The title is not actually correct, but I chose appeal over correctness ;)
I'd like to model a flower blossoming cycle, and these are the assumptions:
1) The instant $T$ in which each flower starts to blossom is modeled by a probability distribution $D_1$, which I assume to be $\sim N(\mu,\sigma)$;
2) Each flower has a lifespan $L$ which follows a probability distribution $D_2$, assumed for the moment to be another normal distribution $N(\lambda,\nu)$.
(The real model supposes that $D_2$ depends on the time of initial blossoming of the flower, but let's forget it for the time being.)
Question: how to find the instant(s) in time when the most flowers are blossoming together?
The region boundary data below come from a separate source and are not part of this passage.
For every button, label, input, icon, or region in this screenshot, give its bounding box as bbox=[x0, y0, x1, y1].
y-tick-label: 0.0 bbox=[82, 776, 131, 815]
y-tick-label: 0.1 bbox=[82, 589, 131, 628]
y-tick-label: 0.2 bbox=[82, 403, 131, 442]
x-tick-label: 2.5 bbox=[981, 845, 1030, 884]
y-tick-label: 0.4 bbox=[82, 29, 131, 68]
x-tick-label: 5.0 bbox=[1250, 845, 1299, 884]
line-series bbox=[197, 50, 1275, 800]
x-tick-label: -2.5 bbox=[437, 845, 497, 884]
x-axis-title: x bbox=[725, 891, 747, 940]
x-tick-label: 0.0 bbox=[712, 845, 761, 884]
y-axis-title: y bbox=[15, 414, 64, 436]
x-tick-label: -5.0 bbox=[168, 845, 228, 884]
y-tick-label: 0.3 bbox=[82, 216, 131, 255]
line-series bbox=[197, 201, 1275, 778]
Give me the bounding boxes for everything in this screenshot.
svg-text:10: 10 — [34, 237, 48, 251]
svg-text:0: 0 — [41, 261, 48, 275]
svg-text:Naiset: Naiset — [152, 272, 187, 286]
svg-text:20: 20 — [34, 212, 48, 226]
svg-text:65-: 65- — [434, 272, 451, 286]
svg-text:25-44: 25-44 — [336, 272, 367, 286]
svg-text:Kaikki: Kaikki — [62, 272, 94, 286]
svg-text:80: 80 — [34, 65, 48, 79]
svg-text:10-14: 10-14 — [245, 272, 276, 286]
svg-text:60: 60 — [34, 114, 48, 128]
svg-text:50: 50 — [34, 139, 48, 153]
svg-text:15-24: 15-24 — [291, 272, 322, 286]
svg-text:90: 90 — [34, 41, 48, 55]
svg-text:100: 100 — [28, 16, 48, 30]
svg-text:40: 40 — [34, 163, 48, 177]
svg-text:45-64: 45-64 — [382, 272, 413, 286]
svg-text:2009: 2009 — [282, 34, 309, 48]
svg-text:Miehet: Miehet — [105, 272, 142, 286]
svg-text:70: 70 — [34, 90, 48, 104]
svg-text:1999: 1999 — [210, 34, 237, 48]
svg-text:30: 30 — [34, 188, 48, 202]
What I've tried so far: Let, as stated, $T\sim N(\mu,\sigma)$ and $L\sim N(\lambda,\nu)$. Let also be $X(t)$ be the number of flowers still blossoming (i.e. alive) at time $t$.
I think it's safe to say that \begin{equation} P(\text{flower $F$ is alive at time $t$})=P(\text{$F$ blossomed before $t$}\ \cap \text{$F$ is not dead at time $t$}) \end{equation} so \begin{equation} P(\text{flower $F$ is alive at time $t$})=P(T\leq t\ \cap\ L\geq t-T) \end{equation} I assume also that the two events are independent, so that probability is just the product of the two, but I'm stuck here, since I cannot imagine a way to count those flowers. Any hint is greatly appreciated!
Suppose there are $n$ flowers. The number of flowers still blossoming at time $t$ is a random variable $X(t)$, equal to $$X(t)=\sum_{f=1}^n I(\text{flower $f$ is alive at time $t$})\tag1$$ where the indicator function $I(A)$ equals one if event $A$ is true, zero otherwise. The expectation of $X(t)$ is then $$E(X(t))=n P(\text{flower $1$ is alive at time $t$})\tag2$$ since all flowers have the same blossoming behavior. If you're seeking the place where (2) is maximized as a function of $t$, you don't need to know the number of flowers; you get the same answer if you consider just one flower. Go ahead and calculate $$P(\text{flower $1$ is alive at time $t$}) = P(T\le t\cap T+L\ge t)\tag3$$ and maximize it as a function of $t$.
Note: the assumption that the random variables $T$ and $L$ are independent does not imply that the two events on the RHS of (3) are independent. Evaluate (3) by conditioning on $T$: $$ \begin{align} P(T\le t\cap T+L\ge t)&=\int_{u=-\infty}^\infty P(T\le t\cap T+L\ge t\mid T=u)\,f_T(u)\,du\\ &=\int_{u=-\infty}^t P(L\ge t-u)\,f_T(u)\,du \end{align} $$ To compute the derivative of (3) you'll need to differentiate under the integral sign.